What the system needs, Mitchell said, is transparency, but that is what the fishing industry most opposes, although its not all the industry opposes. Fishermen basically want to operate without any regulations. Mitchell, like others, believes the system borders on corrupt.
"It's totally political,'' she said. "The APO (Association of Professional Observers) had to fight to get an observer on the National Marine Fisheries Service (NMFS) planning team. Fourteen of the 17 members were fishing industry members. In that committee, all they talk about is how to avoid observer coverage.''
Despite that, NMFS thinks it has come up with a solid plan for monitoring the fisheries. Spokeswoman Julie Speegle, in a press release, described the coming changes as a blessing for everyone. Mitchell, however, admits to being as skeptical about them as the commercial fishermen, albeit in the opposite direction.
"Right now, I don't know how it's going to work," she said "I think there's still a lot of questions out there as to how everything is going to fit together. I have confidence the observers can handle the small boats, but what might be a problem is the small boat fishermen handling the observers. How that is going to play out, we're all waiting to see.
"They expected EM to be an alternative." Electronic monitoring, she added, would be great -- if it worked.
"The scientific community, we're not there yet," she said "The state of the technology isn't there yet. EM cannot do what an observer can do. How are they going to aggregate that data?' How are they going to aggregate film?"
And what is going to be done to prevent someone from simply pulling the plug on a camera, or claiming it was knocked out in a storm, she wondered.
'All very iffy'
"I just don't trust it right now," she said "I don't know at what point we can prevent it from being manipulated. How can you tell if a malfunction is intentional or unintentional. It's all very iffy."
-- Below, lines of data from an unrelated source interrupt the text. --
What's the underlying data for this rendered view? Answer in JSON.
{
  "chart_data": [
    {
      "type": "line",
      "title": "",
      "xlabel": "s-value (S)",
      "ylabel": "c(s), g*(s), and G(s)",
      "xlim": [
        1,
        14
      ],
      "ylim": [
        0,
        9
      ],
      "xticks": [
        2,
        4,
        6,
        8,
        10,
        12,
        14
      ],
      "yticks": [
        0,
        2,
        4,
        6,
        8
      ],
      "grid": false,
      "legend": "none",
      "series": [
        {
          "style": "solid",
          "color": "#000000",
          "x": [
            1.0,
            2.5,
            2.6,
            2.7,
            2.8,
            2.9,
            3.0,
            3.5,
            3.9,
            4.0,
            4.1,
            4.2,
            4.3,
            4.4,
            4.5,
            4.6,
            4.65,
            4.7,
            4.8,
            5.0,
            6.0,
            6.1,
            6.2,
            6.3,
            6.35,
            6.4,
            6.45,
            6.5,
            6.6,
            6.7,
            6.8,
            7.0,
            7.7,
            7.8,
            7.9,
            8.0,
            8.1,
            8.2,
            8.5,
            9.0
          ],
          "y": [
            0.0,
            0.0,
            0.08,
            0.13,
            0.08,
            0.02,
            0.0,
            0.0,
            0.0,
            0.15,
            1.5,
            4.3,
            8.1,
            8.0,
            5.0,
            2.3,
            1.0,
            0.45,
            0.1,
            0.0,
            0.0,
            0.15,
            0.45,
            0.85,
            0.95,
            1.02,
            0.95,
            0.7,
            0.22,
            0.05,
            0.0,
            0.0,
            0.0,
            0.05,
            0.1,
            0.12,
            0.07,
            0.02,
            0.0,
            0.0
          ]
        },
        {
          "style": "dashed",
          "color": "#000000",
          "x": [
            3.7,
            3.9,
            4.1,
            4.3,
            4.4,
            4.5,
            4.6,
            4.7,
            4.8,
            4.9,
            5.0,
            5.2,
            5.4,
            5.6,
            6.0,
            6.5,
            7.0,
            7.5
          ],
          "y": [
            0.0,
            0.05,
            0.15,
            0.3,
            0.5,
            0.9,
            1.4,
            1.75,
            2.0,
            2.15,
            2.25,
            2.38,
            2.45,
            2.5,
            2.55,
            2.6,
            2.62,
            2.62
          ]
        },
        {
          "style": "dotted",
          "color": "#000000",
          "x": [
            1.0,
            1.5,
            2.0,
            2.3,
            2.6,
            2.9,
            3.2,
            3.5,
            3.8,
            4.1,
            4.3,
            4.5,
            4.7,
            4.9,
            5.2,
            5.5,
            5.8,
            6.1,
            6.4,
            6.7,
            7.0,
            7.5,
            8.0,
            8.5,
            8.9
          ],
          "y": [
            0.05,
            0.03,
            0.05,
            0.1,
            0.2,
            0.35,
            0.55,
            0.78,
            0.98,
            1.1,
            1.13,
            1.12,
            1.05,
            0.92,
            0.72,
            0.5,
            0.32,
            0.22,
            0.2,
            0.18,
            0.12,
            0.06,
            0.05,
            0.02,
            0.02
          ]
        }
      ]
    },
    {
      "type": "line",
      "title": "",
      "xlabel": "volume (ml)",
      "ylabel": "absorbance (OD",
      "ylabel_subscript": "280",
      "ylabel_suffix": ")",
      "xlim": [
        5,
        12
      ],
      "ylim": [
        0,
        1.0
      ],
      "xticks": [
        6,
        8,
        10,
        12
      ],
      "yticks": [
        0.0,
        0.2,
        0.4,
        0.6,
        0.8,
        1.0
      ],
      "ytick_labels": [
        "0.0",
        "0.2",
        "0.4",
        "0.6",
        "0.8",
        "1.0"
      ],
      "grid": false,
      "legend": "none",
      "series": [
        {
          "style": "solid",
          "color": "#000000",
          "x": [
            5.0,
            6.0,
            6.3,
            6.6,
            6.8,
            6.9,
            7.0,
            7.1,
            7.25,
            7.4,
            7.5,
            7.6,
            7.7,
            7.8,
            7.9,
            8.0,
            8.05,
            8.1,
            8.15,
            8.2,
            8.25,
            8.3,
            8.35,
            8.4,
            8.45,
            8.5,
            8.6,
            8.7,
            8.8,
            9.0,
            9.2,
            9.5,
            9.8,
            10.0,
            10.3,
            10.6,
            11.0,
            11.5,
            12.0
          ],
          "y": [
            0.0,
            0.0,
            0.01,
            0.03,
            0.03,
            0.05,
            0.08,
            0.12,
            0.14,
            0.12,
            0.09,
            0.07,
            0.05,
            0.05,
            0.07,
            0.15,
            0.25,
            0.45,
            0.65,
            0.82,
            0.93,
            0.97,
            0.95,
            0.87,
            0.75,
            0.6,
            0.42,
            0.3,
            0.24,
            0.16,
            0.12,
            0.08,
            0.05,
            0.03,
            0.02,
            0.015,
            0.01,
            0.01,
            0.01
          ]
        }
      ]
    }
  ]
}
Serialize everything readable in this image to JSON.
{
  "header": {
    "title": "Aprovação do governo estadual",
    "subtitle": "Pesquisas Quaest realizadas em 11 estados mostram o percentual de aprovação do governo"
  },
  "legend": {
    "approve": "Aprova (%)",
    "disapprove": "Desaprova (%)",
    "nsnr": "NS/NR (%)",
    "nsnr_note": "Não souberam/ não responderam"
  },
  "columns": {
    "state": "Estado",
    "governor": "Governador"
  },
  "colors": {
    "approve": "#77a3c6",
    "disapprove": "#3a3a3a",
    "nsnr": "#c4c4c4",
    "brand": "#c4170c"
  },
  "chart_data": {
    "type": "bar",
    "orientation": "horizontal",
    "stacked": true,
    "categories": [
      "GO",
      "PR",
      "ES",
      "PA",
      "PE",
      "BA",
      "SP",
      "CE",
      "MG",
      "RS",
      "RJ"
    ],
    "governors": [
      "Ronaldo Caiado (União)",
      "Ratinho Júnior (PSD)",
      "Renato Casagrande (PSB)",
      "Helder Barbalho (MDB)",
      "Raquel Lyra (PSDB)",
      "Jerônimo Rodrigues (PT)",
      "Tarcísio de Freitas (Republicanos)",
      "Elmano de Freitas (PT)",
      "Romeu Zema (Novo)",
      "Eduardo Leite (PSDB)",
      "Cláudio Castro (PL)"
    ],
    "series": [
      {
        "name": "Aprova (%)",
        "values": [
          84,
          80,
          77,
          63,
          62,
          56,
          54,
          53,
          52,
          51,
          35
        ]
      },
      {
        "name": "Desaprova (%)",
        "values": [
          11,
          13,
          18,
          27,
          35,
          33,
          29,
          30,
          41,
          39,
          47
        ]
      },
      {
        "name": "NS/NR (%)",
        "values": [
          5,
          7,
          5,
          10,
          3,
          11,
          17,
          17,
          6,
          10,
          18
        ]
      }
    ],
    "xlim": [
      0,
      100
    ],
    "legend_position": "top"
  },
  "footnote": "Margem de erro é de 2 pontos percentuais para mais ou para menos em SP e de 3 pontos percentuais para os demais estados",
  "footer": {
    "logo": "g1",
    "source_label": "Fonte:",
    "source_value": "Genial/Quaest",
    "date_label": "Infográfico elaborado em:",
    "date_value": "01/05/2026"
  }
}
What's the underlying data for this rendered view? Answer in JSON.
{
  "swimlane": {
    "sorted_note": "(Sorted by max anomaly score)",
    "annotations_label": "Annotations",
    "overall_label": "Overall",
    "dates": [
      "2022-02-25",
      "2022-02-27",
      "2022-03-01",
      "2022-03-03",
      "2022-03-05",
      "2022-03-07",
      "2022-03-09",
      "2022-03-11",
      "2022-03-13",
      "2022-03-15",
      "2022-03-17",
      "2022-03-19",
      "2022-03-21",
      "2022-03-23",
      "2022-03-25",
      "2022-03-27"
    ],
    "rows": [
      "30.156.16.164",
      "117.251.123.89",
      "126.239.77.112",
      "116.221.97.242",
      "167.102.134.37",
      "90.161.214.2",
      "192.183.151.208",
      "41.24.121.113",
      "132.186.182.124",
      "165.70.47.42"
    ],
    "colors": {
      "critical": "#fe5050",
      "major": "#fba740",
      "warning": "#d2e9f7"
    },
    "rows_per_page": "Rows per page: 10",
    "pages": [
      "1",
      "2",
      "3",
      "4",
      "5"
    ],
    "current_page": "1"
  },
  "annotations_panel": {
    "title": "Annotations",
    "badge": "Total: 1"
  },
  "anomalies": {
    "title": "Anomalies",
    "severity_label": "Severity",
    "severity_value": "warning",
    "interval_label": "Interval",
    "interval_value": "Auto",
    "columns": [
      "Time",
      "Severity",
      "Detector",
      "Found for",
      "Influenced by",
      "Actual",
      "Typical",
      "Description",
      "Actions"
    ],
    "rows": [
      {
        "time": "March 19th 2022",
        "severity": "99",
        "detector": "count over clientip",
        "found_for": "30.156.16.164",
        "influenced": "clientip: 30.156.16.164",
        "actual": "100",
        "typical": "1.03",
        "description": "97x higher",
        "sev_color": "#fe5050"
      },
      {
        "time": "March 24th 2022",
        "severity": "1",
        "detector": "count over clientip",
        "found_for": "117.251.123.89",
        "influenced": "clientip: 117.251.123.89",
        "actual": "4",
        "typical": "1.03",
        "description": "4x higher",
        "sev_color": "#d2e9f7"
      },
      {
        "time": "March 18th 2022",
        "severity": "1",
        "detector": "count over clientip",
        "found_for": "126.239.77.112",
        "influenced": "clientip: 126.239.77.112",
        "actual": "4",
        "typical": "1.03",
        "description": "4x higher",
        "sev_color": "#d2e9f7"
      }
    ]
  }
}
There have been talks, she said, about fines for fishermen whose EM goes dark, but in some cases it might make good business sense for a fishermen to turn it off, eat the fine, and go on fishing illegally. Fuglvog's pirate fishing, in just the one case cited by the U.S. Attorney's Office, netted him a $100,000 fine. Against that, what's a $1,000 fine -- or even a $5,000 fine?
"Here's an example," she said. "You've got an observer on board or you've got a camera. Which is more easy to deal with in terms of getting away with something? It's a lot harder to throw an observer overboard. That's a very extreme example."
On the other hand, tossing a camera, she said, could "just become a cost of doing business. That's what I'm afraid of." Although she also admits she's a little worried about an observer getting tossed overboard, too -- given the way some Alaska fishermen talk about their boats being too small.
"The main thing we're concerned about . . . is that there's going to be increased cases of (obsever) harassment," she said.